Part 2

6.2K 400 30
                                        

Cinta dan duka yang ada dalam diriku telah terbawa oleh angin. Dan yang tersisa satu-satunya hanyalah keberanian. Itulah kenapa sampai sekarang aku berdiri tegak, berani menghadapi dunia.

~HEMA~

**

"Hema. Oo. Hema"

Adam terus berteriak memanggil Hema. Namun yang keluar malah Wijaya, Ayahnya.

"Dam, Adam. Hema baru aja masuk kamar mandi!"

Wijaya memperhatikan Adam yang memakai seragam putih-biru, Nampak kebingungan. Antara menunggu sahabatnya itu tapi terlambat, atau lebih dulu berangkat kesekolah seorang diri, yang berarti Adam harus kehilangan uang dua ribu karena dirampas oleh Budur Cs. Ya. Preman diujung jalan dekat gerbang komplek, yang hobinya malak anak-anak komplek yang hendak berangkat kesekolah.

"Adam nunggu aja deh om!" Kata anak itu dengan mantap, namun Wijaya bisa melihat keraguan dalam raut wajah Adam.

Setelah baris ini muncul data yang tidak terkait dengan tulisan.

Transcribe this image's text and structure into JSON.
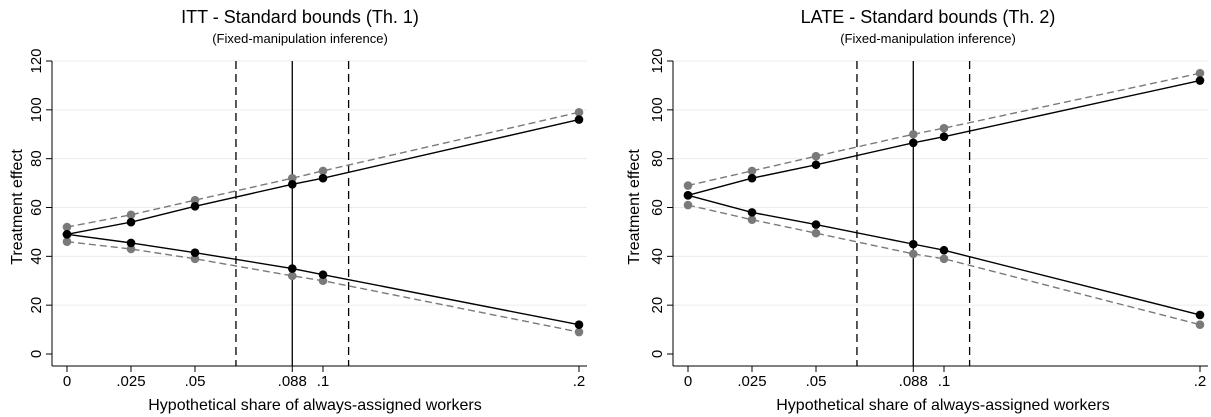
{
  "chart_data": [
    {
      "type": "line",
      "title": "ITT - Standard bounds (Th. 1)",
      "subtitle": "(Fixed-manipulation inference)",
      "xlabel": "Hypothetical share of always-assigned workers",
      "ylabel": "Treatment effect",
      "xlim": [
        0,
        0.2
      ],
      "ylim": [
        0,
        120
      ],
      "x_ticks": [
        {
          "value": 0,
          "label": "0"
        },
        {
          "value": 0.025,
          "label": ".025"
        },
        {
          "value": 0.05,
          "label": ".05"
        },
        {
          "value": 0.088,
          "label": ".088"
        },
        {
          "value": 0.1,
          "label": ".1"
        },
        {
          "value": 0.2,
          "label": ".2"
        }
      ],
      "y_ticks": [
        {
          "value": 0,
          "label": "0"
        },
        {
          "value": 20,
          "label": "20"
        },
        {
          "value": 40,
          "label": "40"
        },
        {
          "value": 60,
          "label": "60"
        },
        {
          "value": 80,
          "label": "80"
        },
        {
          "value": 100,
          "label": "100"
        },
        {
          "value": 120,
          "label": "120"
        }
      ],
      "grid": true,
      "reference_lines": {
        "solid": 0.088,
        "dashed": [
          0.066,
          0.11
        ]
      },
      "x": [
        0,
        0.025,
        0.05,
        0.088,
        0.1,
        0.2
      ],
      "series": [
        {
          "style": "solid",
          "color": "#000000",
          "values": [
            49,
            54,
            60.5,
            69.5,
            72,
            96
          ]
        },
        {
          "style": "solid",
          "color": "#000000",
          "values": [
            49,
            45.5,
            41.5,
            35,
            32.5,
            12
          ]
        },
        {
          "style": "dashed",
          "color": "#7a7a7a",
          "values": [
            52,
            57,
            63,
            72,
            75,
            99
          ]
        },
        {
          "style": "dashed",
          "color": "#7a7a7a",
          "values": [
            46,
            43,
            39,
            32,
            30,
            9
          ]
        }
      ]
    },
    {
      "type": "line",
      "title": "LATE - Standard bounds (Th. 2)",
      "subtitle": "(Fixed-manipulation inference)",
      "xlabel": "Hypothetical share of always-assigned workers",
      "ylabel": "Treatment effect",
      "xlim": [
        0,
        0.2
      ],
      "ylim": [
        0,
        120
      ],
      "x_ticks": [
        {
          "value": 0,
          "label": "0"
        },
        {
          "value": 0.025,
          "label": ".025"
        },
        {
          "value": 0.05,
          "label": ".05"
        },
        {
          "value": 0.088,
          "label": ".088"
        },
        {
          "value": 0.1,
          "label": ".1"
        },
        {
          "value": 0.2,
          "label": ".2"
        }
      ],
      "y_ticks": [
        {
          "value": 0,
          "label": "0"
        },
        {
          "value": 20,
          "label": "20"
        },
        {
          "value": 40,
          "label": "40"
        },
        {
          "value": 60,
          "label": "60"
        },
        {
          "value": 80,
          "label": "80"
        },
        {
          "value": 100,
          "label": "100"
        },
        {
          "value": 120,
          "label": "120"
        }
      ],
      "grid": true,
      "reference_lines": {
        "solid": 0.088,
        "dashed": [
          0.066,
          0.11
        ]
      },
      "x": [
        0,
        0.025,
        0.05,
        0.088,
        0.1,
        0.2
      ],
      "series": [
        {
          "style": "solid",
          "color": "#000000",
          "values": [
            65,
            72,
            77.5,
            86.5,
            89,
            112
          ]
        },
        {
          "style": "solid",
          "color": "#000000",
          "values": [
            65,
            58,
            53,
            45,
            42.5,
            16
          ]
        },
        {
          "style": "dashed",
          "color": "#7a7a7a",
          "values": [
            69,
            75,
            81,
            90,
            92.5,
            115
          ]
        },
        {
          "style": "dashed",
          "color": "#7a7a7a",
          "values": [
            61,
            55,
            49.5,
            41,
            39,
            12
          ]
        }
      ]
    }
  ]
}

"Yaudah sih dam. Kalo takut telat mending kamu duluan aja berangkat. Ngapain bareng sama si Hema!"

"Gak papa kok om"

Wijaya mengangguk seolah mengerti dengan jalan fikiran Adam. Setelah anak itu disuruhnya masuk oleh Wijaya. Mereka berdua kini malah duduk berdekatan didepan sebuah laptop tua milik Wijaya.

"Jadi, Puisi itu sebenarnya tidak terpaku kepada Majas. Puisi itu bebas Adam.!" Wijaya menjelaskan kiat-kiat menulis sebuah puisi ala dirinya.

"Bebas gimana om?" tanya Adam tak mengerti

"Ya. Bebas. Keluarkan kata-kata dari hatimu menjadi tulisan"

"Kalau kata-kata kotor?"

"Why Not!"

Keduanya tertawa-bersamaan Hema yang baru saja keluar dari kamar mandi, dengan memakai handuk sepinggang.

"Kamu ngapain berdiri disitu. Cepatan dong. Ini si Adam kasian nungguin kamu!" Wijaya sedikit berteriak, setelah mendapati Hema malah bengong memperhatikanya dengan Adam.

Hema langsung berlalu setelah mendengar ucapan lelaki yang ia panggil Ayah. Lima menit kemudian, Hema sudah keluar dari kamar memakai seragam putih biru seperti yang dikenakan oleh Adam. Baju yang dimasukan kedalam celana membuat sosok Hema terlihat lucu, itulah alasan sampai sekarang Wijaya selalu memperlakukan manja anak semata wayangnya ini.

Sejurus kemudian kedua anak yang sudah duduk dikelas tiga SMP itu sudah siap menunggangi sepedanya masing-masing. Dan benar saja, begitu keluar dari gerbang komplek, Budur Cs sudah siap memalak mereka. Adam sengaja lambat mengayuh sepeda-nya.

"Kenapa?" Tanya Hema sedikit meledek

"Kamu aja duluan"

Dan saat kedua anak itu melewati Budur Cs.

"Stop!" Budur yang tubuhnya berukuran besar dan dipenuhi lemak, menghentikan sepeda Hema.

"Uang jajan hari ini pas-pasan om!" Hema sedikit memelas

"Gak ada cerita. Setoran tetap kayak biasanya!"

Adam yang posisinya dibelakang Hema mulai cemas. Mau kabur, tapi anteg-anteg si Budur sudah membuat lingkaran mengelilingi mereka. Tak lama, bola mata Hema kini hanya berwarna putih. Tubuhnya seperti orang kesetrum.

"Ulah ganggu cucu aing daria. Seunakeun budak ieu lewat. Aing ki buyut kidul. Haha"

Mendadak suara Hema terdengar cempreng seperti kakek-kakek. Spontan Budur Cs saling lirik-lirikan dan ketakutan.